Moreover, virtual offices reduce the amount of commercial real-estate that is draining your bottom line, which could otherwise be used for housing. Nationwide, there is approximately $6 trillion worth of commercial real estate. At the same time, there is a current shortage of 3.3 million homes. Because real estate overhead can be a significant expense for an organization, converting to virtual offices with subscriptions to coworking and shared workspace for meetings can significantly improve the organization’s bottom line. Vacating any significant amount of commercial real estate may help states and local governments convert buildings for residential use, thereby providing much-needed living space.
Will your organization make the socially, environmentally, and economically responsible change after Covid-19?

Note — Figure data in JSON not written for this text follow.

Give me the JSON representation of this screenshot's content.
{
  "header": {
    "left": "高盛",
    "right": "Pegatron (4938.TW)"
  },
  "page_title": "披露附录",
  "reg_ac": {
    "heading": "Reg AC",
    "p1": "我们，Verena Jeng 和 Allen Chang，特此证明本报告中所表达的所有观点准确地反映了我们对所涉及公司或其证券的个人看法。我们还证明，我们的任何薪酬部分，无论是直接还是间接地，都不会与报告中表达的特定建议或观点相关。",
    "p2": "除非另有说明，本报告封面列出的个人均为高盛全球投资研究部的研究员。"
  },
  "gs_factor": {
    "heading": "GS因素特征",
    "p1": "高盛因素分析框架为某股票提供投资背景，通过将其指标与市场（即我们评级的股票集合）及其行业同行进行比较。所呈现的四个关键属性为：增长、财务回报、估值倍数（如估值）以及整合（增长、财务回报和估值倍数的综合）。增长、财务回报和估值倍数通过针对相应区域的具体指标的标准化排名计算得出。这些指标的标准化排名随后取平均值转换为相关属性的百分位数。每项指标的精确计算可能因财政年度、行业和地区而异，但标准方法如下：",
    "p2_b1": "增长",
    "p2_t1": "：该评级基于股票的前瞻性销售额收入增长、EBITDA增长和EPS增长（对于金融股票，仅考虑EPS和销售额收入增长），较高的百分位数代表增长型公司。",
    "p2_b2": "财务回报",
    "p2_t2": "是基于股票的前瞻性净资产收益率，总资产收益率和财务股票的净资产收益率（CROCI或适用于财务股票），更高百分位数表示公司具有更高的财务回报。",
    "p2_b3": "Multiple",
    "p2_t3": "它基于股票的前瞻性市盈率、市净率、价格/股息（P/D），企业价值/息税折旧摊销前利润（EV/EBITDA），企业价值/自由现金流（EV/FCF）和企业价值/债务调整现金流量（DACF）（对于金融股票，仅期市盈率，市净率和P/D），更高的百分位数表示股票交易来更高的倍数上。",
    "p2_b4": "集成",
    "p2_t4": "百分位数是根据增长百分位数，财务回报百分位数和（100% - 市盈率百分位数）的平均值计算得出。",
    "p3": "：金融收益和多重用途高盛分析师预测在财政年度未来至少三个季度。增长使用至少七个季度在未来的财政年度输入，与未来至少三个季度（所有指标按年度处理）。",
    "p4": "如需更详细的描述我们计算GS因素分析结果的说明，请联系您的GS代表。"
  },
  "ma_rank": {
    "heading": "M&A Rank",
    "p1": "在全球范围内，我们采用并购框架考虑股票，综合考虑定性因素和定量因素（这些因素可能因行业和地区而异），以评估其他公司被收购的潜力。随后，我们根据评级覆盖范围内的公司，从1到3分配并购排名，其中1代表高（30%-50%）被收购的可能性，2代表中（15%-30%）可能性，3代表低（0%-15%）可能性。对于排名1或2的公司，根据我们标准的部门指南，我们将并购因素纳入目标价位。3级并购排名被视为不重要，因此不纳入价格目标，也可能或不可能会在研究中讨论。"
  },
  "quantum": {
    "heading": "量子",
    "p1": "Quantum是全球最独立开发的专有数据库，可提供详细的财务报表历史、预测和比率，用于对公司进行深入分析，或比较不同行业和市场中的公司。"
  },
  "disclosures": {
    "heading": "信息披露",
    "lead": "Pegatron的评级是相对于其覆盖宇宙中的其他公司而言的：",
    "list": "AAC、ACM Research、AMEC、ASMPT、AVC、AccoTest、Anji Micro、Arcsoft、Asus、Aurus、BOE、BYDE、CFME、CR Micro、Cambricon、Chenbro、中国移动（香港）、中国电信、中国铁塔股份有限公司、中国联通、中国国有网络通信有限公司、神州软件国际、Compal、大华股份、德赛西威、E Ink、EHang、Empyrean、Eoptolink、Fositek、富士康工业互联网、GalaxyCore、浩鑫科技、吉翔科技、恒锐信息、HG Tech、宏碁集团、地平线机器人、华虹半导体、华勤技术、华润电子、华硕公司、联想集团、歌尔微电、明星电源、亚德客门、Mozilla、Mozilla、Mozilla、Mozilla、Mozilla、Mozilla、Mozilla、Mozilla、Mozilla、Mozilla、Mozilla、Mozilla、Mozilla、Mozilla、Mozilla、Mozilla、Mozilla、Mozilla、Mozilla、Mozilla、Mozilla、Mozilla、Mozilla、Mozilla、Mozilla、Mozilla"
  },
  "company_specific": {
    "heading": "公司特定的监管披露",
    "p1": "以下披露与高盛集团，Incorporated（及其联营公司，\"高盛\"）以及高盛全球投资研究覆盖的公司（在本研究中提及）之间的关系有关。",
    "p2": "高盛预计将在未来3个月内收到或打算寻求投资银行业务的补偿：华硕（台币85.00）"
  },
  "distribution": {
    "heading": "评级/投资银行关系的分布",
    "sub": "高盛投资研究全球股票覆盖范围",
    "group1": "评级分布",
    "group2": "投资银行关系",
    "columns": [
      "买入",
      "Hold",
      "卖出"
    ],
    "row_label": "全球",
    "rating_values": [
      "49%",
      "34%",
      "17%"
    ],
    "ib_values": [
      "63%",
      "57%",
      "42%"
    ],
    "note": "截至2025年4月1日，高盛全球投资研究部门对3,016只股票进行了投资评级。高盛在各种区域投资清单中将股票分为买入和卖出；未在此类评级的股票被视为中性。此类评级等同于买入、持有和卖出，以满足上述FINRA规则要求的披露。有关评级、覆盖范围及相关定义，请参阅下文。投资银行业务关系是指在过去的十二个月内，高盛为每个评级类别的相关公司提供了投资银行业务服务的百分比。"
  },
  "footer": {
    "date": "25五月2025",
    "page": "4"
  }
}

Business process disruptions have occurred throughout our history. Prime examples are the invention of the automobile with its incredible change on goods movement, and the invention of the smartphone with its enormous impact on communications. Covid-19 is a world-wide shock to the system after which organizations will have a major choice… to return to the comfortable mediocrity of yesterday, or move forward into the future of work. Your employees are already working remotely, and learning technologies and techniques to make virtual offices work. Give your organization and your employees a gift, advertise your friendliness toward the environment, and increase your overall productivity. Prepare now for a full conversion to virtual offices once the outbreak subsides.